A library is the original data center; we’ve stored the history of humanity in racks and cabinets for thousands of years. However, we likely wouldn’t discover one sitting atop floors full of servers if 350 East Cermak wasn’t a historic building. The facility is one of many successful adaptive reuse projects showcasing how developers can transform yesterday’s centers of commerce into today’s critical infrastructure.
With sustainability becoming increasingly important, redeveloping older buildings can be a powerful way to reduce a building’s carbon footprint and meet mounting demand for new data centers.
Understanding the sustainable promise of adaptive reuse
Data center size, importance and complexity have increased in recent years, driving a reliance on net new facility builds. Both the required time-to-revenue and certainty of technical performance have often driven out the desire for “recycling” older buildings.
Our throwaway culture has led the industry to believe that newness is better, but that’s not always true. As we've quietly taken adaptive reuse off the table in the interest of perceived risk and speed, we've added massively to environmental impact, chiefly in the form of concrete and steel embodied carbon.
With a circular mindset, any commercial building with the right bones and sufficient power supply can be transformed into a data center. Off the top of my head, I can rattle off at least a half dozen examples, stretching from 60 Hudson in New York to One Wilshire in Los Angeles. In Dallas, DataBank’s downtown data center and headquarters occupies a former Federal Reserve Building. Then there’s the iconic Switch Pyramid in Grand Rapids, Michigan. The unique building housed a furniture research and design facility until Switch acquired and redeveloped it as a data center.
The data center industry can even give vacant retail spaces a new purpose. For example, in 2012, edge data center company Ubiquity Critical Environments sought to leverage the massive 250 million-square-foot Sears and Kmart real estate portfolio to house a network of connected edge sites in second and third-tier markets.
Combatting throwaway culture
Given the immense potential of adaptive reuse, why does it continue to be such a missed opportunity?
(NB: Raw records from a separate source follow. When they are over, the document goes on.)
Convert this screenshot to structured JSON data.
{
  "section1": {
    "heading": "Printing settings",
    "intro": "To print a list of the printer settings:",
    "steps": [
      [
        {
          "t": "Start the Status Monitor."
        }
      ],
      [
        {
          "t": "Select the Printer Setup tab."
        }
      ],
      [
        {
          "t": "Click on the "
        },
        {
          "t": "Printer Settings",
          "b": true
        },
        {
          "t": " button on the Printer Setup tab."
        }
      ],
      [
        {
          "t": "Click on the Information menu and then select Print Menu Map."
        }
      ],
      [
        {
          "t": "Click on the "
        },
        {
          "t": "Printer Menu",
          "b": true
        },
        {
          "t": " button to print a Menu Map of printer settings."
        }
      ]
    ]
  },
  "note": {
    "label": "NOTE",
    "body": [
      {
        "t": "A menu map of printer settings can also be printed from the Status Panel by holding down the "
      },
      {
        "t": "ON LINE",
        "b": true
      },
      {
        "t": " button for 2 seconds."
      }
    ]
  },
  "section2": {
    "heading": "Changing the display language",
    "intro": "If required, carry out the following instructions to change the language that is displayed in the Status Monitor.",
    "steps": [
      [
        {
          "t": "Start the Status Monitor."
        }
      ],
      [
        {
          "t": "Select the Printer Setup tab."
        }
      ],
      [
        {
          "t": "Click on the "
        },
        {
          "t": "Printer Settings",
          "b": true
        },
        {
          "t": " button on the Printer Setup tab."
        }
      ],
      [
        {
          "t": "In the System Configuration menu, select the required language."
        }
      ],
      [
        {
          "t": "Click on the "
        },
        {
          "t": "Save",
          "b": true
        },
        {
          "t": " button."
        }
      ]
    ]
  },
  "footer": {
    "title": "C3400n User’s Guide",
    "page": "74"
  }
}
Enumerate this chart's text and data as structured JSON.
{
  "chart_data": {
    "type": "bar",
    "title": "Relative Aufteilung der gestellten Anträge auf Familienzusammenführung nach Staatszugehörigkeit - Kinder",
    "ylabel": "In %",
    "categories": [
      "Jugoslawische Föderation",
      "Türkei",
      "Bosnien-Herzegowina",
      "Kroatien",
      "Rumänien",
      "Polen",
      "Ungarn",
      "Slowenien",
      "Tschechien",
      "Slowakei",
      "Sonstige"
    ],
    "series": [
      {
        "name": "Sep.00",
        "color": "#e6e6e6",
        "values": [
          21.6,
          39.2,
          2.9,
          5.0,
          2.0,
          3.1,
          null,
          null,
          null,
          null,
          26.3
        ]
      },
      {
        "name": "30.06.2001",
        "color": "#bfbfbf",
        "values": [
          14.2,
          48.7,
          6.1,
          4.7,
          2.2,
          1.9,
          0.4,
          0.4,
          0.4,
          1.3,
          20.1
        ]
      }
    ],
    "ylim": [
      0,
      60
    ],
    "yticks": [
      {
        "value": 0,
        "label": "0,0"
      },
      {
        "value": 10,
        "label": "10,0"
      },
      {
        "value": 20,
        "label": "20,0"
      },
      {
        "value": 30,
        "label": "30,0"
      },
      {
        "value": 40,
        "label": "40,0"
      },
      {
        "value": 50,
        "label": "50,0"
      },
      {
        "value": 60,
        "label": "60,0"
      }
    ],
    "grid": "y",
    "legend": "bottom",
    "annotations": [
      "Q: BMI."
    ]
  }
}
I believe it’s because we lack a true line of sight into the carbon savings of adaptive reuse and, therefore, incentive.
I propose we measure both the embodied carbon used in the original construction and the embodied carbon avoided in not building new. That includes not just concrete and steel but the entire construction value chain: manufacturing, shipping, installation, building and even the act of not paving over a new site.
Armed with these numbers, we need to gamify adaptive reuse — just like how introducing power usage effectiveness (PUE) brought sustainability competition to the industry. Imagine how behavior would change if we issued a carbon accounting credit to companies that make the circular choice to recycle a building.
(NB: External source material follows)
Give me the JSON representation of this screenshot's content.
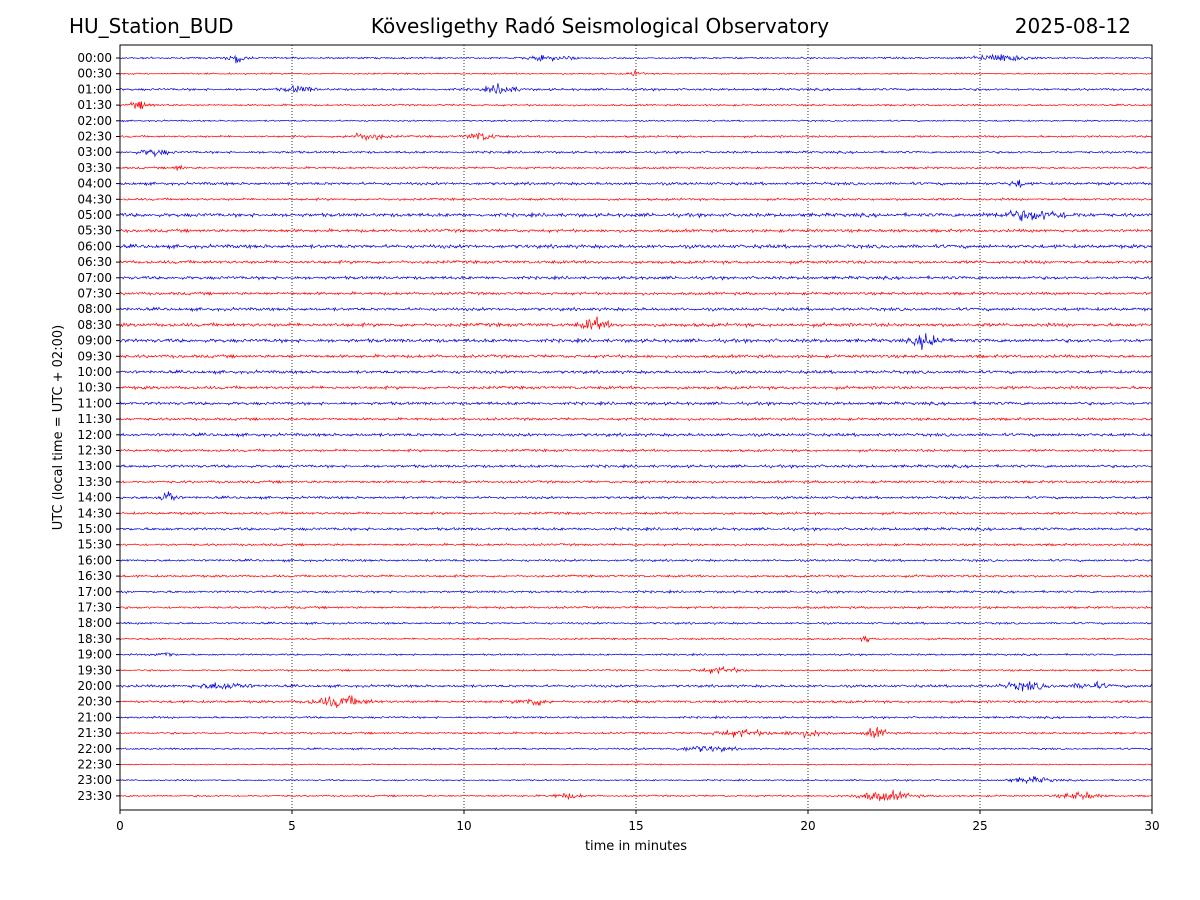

Why now is the time to invest in adaptive reuse
The accelerating trajectory of the data center build pipeline not only has a huge carbon footprint, but it also outpaces the inventory of sites with power and the supply chain to erect new structures on them.
This land-and-power war is exacerbated by public commitments to shareholders to deliver both revenue and capacity. Add new artificial intelligence (AI) demand to this already constrained market, and we have a severe shortfall.
Mark Ganzi, CEO of Digital Bridge, estimates AI will require 38GW of accretive digital infrastructure demand. If the industry met just 10% of that demand with adaptive reuse and modular deployment, we could recycle and future-fit 380 buildings (assuming 10MW per 10,000 square feet for high-density AI facilities). And with 30 billion square feet of commercial real estate in the US alone, there’s no shortage of applicable sites.
Not only does adaptive reuse lead to massive carbon savings, but it also can reduce time-to-revenue and improve the efficient utilization of stranded power. It’s time to bring new thinking to data center development — a mindset that embraces the old in the name of innovation. It’s just smart. And as 350 East Cermak has shown us, it can be beautiful, too.